Laurent Massoulié 2023 ACM SIGMETRICS Achievement Award
ACM SIGMETRICS is pleased to announce the selection of Dr. Laurent Massoulié of Inria as the recipient of the 2023 ACM SIGMETRICS Achievement Award in recognition of his contributions to the theory and practice of large-scale distributed networks and systems.
Dr. Massoulié is a Researcher at Inria, director of the Microsoft Research-Inria Joint Centre and member of the DYOGENE team. His research interests include unsupervised learning, distributed machine learning, modeling and algorithmic design for distributed systems and networks. His work has led to significant advancements in the field, particularly in the areas of congestion control, P2P networks and epidemic processes, community detection, and distributed optimization for federated learning. This research has provided critical insights into fundamental performance trade-offs and resolution of open problems, and allowed for the design of new algorithms for distributed control of systems.

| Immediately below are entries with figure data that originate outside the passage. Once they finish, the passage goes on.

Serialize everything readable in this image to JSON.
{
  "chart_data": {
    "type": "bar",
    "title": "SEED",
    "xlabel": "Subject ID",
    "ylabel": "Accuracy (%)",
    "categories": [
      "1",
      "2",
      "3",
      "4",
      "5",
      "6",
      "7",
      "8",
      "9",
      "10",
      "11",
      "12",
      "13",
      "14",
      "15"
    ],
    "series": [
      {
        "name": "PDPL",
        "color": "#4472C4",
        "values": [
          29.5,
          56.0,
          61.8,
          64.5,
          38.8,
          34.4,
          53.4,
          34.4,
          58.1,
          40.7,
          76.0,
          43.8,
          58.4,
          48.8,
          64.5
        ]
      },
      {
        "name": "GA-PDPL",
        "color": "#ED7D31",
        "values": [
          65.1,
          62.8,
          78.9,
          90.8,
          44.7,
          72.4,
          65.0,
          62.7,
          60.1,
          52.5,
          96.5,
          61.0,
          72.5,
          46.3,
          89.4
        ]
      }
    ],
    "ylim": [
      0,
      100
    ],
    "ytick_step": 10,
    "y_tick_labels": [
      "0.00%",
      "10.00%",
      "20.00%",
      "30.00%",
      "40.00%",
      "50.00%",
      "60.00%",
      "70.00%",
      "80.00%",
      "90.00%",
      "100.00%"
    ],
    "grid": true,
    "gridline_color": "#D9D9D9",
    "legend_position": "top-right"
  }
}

Dr. Massoulié’s work has been influential and transformative, not just within the SIGMETRICS community, but also in other communities such as applied mathematics, theoretical computer science, and information theory. His contributions have earned numerous awards, including the SIGMETRICS’05 Best Paper Award, the 2019 Markov Lecture of the Informs Applied Probability Society, the Infocom’99 Best Paper Award, and two Best Paper Awards at NeurIPS’18 and NeurIPS’21.
Dr. Massoulié’s contributions to congestion control are particularly noteworthy. Among his many contributions, he has introduced new models of randomized and window-based congestion control, new analyses of congestion control stability with respect to feedback delays, flow-level models to characterize the performance of congestion controllers at the level of file transfers. Dr. Massoulié’s work on P2P networks and epidemic processes has also led to major advances, spanning across topics such as scheduling algorithms for P2P live streaming, algorithms based on distributed randomized graph rewirings to preserve connectivity in the presence of failures, epidemic (gossip-based) content dissemination in P2P networks.
More recently, his theoretical work has led to the first rigorous proof of the phase transition phenomenon in community detection for the stochastic block model, which sparked a large amount of follow-up work in theoretical computer science, information theory, and applied probability. Recently, he has further broadened his contributions by tackling open research questions in distributed optimization and federated learning. His most recent development proposes optimal distributed algorithms for fully asynchronous operation that only requires agents to rely on synchronized clocks. These schemes are the first to provably exhibit asynchronous accelerated convergence for arbitrary networks.